Still, the other three drugs are all administered subcutaneously — a more convenient option for patients that could wash out any edge eptinezumab might have with its longer, quarterly dosing schedule.
Alder CEO Randy Schatzman sees it differently, though. "What we hear from patients, their preference is to take fewer injections on an annual basis. So they will lean towards any one who has less frequent dosing," he said in a May interview.
"We want a well-differentiated profile that despite the fact that there are agents already out there, that physicians would be motivated to encourage their patients to try the Alder drug."
Payer reception?
Spending on specialty medicines, which tend to be more expensive, has risen steadily over the past decade and now represents nearly 40% of overall medicine spend, according to data from QuintilesIMS. Pricier biologics have stretched healthcare budgets, leading payers to begin pushing back on drug prices.
If all four CGRP inhibitors win FDA approval, payers will be looking at four new biologic drugs indicated for a wide swath of patients entering the market. High launch prices could prompt payers to enact strict utilization management criteria or otherwise limit uptake — a dynamic that has hurt the new cholesterol-lowering PCSK9 inhibitors.
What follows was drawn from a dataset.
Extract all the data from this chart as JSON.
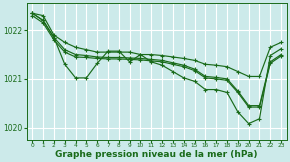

"I think a lot of the payers got scared off by the PCSK9 class just out of sheer size and concern there," said Bill Ratner, senior director of global headache and pain marketing at Eli Lilly, in a May interview with BioPharma Dive. "The goal would be to partner with them effectively so they understand who it is going for and who it is not.”
Company releases frequently cite the 38 million people in the U.S. currently suffering from some type of migraine, chronic or episodic. Of that number, though, only about 40% would be eligible for preventive therapy.
But within that smaller subset of the patient population, it’s not clear how to determine who will be a "super-responder," i.e. who will see the 75% or 100% reductions in migraine frequency that represents the greater promise of the CGRP class. Faced with high costs, payers may seek to limit use to patients who benefit the most.
Eli Lilly believes payers will require patients to fail other treatments before covering CGRP inhibitors, at least at first.
"I would not say that we necessarily would have to step through Botox to get a CGRP agent, but definitely the generics," said Christi Shaw, president of Lilly Bio-Medicines on a June 19 call.
Lilly also anticipates payers will need to be educated on the need for better options for patients with episodic migraine. Much of the current familiarity with migraine treatment is tied to the chronic form of the condition, Ratner said, likely due to the approval of Botox for those patients.